If you're still working and have a regular paycheck, you can hold less cash on the assumption that future income will offset the risks associated with a smaller emergency fund. Common wisdom suggests it's adequate to have at least six months' worth of cash on hand, but I think 12 months is more appropriate given today's economic conditions.

Either way, the goal is to have enough cash on hand that you don't have to spend money you don't want to at an inopportune time or sell investments before you want to.

You don't have to start big. In fact, you can start as small as $5 or $10 a week. That way you'll get in the habit of setting aside money for the proverbial "rainy day." When it arrives, you'll be better prepared.

Just start. Immediately.

5. Pay Off Debt
This one seems pretty obvious, but you'd be amazed how many people I talk to who are still up to their eyeballs in other people's money.

Contrary to what the Ministry of Whitewash wants you to believe, debt is not the American way and it is not the ticket to our recovery. Not for the government, not for our nation, not for Europe, and certainly not for people like you and me.

Taking on debt does not give you more spending power. It does not create prosperity, nor is it the key to success. Debt is a quick way to dig your own grave.

Think about it. What these bastards in the "debt makes the world go round" department are saying is that they'd prefer to keep zombie banks alive and billions of credit cards out there in circulation because it will save companies...and Wall Street...and the elections.

Why else would the regulators put up with credit card companies that are allowed to charge exorbitant rates at a time when the Fed has decided to keep interest rates near zero??!!

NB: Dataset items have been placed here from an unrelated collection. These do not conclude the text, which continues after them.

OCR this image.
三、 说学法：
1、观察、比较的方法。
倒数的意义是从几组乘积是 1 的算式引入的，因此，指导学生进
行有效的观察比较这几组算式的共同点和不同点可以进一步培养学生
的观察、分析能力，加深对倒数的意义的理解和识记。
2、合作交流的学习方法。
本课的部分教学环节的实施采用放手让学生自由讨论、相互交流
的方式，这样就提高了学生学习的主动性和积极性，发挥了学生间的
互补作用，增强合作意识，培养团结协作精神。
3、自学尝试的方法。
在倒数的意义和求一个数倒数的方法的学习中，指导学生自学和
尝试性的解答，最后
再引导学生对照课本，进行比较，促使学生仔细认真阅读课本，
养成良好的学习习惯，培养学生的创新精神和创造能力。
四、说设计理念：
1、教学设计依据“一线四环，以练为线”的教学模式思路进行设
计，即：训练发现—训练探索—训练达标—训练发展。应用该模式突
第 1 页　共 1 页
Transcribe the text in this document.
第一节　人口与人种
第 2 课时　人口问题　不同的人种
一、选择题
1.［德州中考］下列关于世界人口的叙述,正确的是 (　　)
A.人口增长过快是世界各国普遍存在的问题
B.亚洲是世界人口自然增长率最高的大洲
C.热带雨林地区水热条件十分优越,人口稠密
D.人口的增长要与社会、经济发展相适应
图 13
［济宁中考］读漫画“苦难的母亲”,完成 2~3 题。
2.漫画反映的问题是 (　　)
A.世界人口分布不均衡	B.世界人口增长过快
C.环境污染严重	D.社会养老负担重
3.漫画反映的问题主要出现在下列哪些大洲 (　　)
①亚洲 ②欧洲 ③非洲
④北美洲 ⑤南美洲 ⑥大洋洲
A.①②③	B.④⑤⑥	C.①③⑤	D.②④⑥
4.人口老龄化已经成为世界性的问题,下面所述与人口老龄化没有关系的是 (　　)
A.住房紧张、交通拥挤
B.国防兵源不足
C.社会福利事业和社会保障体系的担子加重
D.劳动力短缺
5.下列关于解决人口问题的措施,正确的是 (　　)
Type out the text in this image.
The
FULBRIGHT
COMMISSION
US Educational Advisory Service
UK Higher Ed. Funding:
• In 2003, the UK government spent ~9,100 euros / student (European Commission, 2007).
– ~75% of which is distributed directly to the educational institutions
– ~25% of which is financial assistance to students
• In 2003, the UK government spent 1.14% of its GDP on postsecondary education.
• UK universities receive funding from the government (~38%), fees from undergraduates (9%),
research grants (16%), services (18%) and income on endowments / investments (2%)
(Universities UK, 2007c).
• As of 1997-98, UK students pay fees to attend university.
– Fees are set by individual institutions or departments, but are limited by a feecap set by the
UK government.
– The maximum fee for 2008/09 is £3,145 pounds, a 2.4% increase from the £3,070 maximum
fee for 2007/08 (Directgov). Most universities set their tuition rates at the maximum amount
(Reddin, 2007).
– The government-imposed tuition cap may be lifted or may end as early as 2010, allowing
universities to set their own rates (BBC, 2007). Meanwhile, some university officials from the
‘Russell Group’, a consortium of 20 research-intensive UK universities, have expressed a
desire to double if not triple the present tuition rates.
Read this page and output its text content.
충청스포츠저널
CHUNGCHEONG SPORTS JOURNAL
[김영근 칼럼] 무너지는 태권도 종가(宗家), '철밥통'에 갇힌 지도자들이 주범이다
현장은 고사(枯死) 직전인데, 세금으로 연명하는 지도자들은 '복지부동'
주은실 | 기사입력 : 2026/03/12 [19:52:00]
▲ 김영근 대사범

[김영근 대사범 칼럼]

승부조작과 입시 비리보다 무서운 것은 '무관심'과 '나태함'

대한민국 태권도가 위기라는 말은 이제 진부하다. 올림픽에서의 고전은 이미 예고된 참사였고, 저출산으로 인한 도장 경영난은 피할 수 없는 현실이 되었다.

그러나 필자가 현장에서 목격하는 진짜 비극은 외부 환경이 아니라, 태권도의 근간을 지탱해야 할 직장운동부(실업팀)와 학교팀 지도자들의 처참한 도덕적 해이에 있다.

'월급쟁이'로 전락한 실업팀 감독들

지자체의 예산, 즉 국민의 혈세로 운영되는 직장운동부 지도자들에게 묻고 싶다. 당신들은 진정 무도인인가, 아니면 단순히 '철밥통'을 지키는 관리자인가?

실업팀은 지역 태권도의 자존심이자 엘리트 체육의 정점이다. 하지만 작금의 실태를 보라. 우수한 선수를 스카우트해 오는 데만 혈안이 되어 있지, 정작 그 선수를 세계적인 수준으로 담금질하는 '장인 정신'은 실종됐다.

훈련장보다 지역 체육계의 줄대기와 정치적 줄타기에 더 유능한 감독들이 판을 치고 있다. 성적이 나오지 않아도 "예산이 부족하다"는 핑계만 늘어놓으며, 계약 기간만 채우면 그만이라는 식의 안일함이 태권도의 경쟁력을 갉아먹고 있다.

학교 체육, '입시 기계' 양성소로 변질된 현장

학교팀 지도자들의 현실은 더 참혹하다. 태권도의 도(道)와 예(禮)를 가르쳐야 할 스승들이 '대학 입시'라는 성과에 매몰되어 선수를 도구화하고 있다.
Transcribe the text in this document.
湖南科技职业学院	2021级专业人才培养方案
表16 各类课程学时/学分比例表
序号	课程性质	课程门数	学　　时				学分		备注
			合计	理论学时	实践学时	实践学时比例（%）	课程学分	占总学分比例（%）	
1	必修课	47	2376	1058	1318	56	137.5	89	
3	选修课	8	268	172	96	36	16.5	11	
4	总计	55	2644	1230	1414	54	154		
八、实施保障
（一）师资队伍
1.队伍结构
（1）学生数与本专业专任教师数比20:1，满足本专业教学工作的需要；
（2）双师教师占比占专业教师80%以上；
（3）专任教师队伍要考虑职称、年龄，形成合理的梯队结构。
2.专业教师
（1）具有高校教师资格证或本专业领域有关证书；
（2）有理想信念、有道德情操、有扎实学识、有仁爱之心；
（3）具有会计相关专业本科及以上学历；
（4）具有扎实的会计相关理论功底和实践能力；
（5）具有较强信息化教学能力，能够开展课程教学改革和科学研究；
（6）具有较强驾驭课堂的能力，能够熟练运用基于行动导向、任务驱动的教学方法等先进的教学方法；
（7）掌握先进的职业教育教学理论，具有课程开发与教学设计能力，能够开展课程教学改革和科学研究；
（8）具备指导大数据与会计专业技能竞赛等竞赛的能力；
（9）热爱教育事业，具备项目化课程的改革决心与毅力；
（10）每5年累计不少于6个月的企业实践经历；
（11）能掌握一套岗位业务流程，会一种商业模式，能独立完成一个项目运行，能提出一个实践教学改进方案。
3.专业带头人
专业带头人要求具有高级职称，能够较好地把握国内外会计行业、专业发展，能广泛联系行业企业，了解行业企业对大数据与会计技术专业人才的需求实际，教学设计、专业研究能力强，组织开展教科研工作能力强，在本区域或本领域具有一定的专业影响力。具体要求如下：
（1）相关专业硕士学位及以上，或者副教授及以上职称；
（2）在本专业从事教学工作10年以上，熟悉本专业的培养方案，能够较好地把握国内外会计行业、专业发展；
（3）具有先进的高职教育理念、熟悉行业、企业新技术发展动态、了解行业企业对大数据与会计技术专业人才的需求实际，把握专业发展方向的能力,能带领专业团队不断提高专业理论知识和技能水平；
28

According to BankRate.com, the average rate on balance transfer cards is 16.15%. Cashback cards are 16.41%, while rewards cards average 15.47%. Even the "low-interest" card rate is an obnoxious 10.69%.

Adding insult to injury, an estimated 75% of all credit cards have a variable rate, which means that as your debt rises, your interest rates do, too. Miss a payment or have a financial hiccup and you're pretty much screwed, even as those same companies I've just mentioned grow stronger.

No-sir-ee Bob. You can do just fine without debt if you want to.